打率.343(リーグ3位) 出塁率.430(リーグ2位) OPS.927(リーグ8位)などのスタッツが彼がMLB屈指の好打者であることを示している。
マウアーと言えばなによりもコンタクト能力の高さが最大の売りであり、そのバットコントロールのうまさは彼に3度の首位打者をもたらした。
彼がハイスクール時代に喫した三振はわずか一つだけだったというのは有名な話である。
MLB入りしてからもバットコントロールのうまさは特筆もので、多くの四球を選ぶと同時に三振をしないという技術にも優れていた。

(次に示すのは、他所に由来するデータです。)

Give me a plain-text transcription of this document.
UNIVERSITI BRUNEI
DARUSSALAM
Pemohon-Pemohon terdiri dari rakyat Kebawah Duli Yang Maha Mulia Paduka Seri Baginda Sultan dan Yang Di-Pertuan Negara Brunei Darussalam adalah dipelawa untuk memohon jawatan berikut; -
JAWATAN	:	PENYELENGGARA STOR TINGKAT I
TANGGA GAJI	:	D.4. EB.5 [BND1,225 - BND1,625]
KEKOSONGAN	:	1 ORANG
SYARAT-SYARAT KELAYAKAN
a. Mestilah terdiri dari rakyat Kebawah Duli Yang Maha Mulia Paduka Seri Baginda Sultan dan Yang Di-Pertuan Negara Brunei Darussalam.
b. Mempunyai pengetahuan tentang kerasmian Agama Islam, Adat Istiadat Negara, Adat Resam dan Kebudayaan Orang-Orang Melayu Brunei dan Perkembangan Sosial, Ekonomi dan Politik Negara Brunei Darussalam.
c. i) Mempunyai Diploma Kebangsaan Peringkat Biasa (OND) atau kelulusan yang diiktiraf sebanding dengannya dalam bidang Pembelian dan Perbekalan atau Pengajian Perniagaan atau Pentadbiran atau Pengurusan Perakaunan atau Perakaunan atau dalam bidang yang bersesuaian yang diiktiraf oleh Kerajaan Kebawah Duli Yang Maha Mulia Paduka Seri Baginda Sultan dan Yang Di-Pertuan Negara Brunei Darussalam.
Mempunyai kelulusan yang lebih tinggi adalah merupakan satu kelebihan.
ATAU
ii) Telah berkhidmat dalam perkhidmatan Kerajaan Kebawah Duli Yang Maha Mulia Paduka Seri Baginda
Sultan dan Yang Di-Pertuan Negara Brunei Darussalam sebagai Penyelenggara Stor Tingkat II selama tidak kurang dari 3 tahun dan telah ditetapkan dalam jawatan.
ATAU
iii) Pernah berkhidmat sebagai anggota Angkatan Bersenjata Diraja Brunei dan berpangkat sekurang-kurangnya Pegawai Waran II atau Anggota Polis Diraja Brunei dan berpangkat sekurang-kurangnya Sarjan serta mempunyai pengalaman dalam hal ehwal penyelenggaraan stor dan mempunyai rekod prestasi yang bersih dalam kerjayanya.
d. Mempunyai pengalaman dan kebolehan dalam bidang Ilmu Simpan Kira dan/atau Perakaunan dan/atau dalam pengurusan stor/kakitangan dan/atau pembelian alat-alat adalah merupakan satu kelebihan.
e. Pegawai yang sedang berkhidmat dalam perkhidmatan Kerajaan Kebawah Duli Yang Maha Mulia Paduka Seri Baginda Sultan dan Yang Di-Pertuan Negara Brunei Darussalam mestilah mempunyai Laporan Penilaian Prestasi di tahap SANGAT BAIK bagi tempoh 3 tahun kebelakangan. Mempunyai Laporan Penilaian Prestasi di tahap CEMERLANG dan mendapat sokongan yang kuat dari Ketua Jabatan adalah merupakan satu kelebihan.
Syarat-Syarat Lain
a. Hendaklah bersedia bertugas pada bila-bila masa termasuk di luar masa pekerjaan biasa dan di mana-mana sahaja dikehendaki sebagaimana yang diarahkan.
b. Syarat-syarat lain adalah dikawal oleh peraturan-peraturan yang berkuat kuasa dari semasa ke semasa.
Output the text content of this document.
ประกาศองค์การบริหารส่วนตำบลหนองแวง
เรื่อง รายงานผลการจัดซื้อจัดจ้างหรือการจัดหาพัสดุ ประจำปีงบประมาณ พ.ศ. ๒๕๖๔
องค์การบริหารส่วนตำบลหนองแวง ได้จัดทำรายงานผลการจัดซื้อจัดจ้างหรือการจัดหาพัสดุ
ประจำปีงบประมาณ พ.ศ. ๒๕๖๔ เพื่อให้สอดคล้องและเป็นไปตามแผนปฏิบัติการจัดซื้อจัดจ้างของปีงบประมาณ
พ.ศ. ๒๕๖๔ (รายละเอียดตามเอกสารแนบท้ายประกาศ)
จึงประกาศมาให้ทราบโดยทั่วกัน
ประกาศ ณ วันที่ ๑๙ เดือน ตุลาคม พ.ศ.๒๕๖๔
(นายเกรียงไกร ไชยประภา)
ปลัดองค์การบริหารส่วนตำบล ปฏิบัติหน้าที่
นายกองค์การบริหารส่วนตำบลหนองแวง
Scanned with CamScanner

これまでのキャリアでみても、三振率は平均で10%前後ときわめて低く、キャリアワーストだった昨季でさえも13.7%という高水準だった。


しかしそんな希代の好打者マウアーに今一つの大きな変化が表れている。
それは急激な三振率の増加だ。
今季の三振率は20.9%で、さらに驚くことに4月30日から12試合連続三振中である。
これはどうしてなのか。
その理由はデータをみれば明快だ。
これまで常に80%後半から90%前半を記録してきたコンタクト率が80.8%にまで落ちている。
つまり単純にバットに当たる確率が低くなったということだ。
ではこれはコンタクト能力が落ちたということなのか?
もちろんその可能性はあるが私はこれをスタイル変化に伴うものだと推測している。
今季のマウアーはコンタクト率が著しく低下し三振が急増したのと同時に、ラインドライブ率やフライボール率、さらに二塁打数(リーグ2位の15本)が上昇している。
つまりより強い打球をより遠くへ飛ばすスタイルへと変更することによってマウアーは二塁打量産型の中距離打者化しているのである。
コンタクト率低下はより強いスイングを心がけたことの副産物だろう。
もし年間を通してこのスタイルを維持することになれば、マウアーへの批判の一つであったパワーレスという問題は本塁打増加こそないもののある程度解消されるだろう。
しかしそれによって三振が大幅に増えるということになれば、彼の最大の魅力の一つを失ってしまうことにもなる。
どう転ぼうとも、今季はマウアーのスタイル変化に注目だ。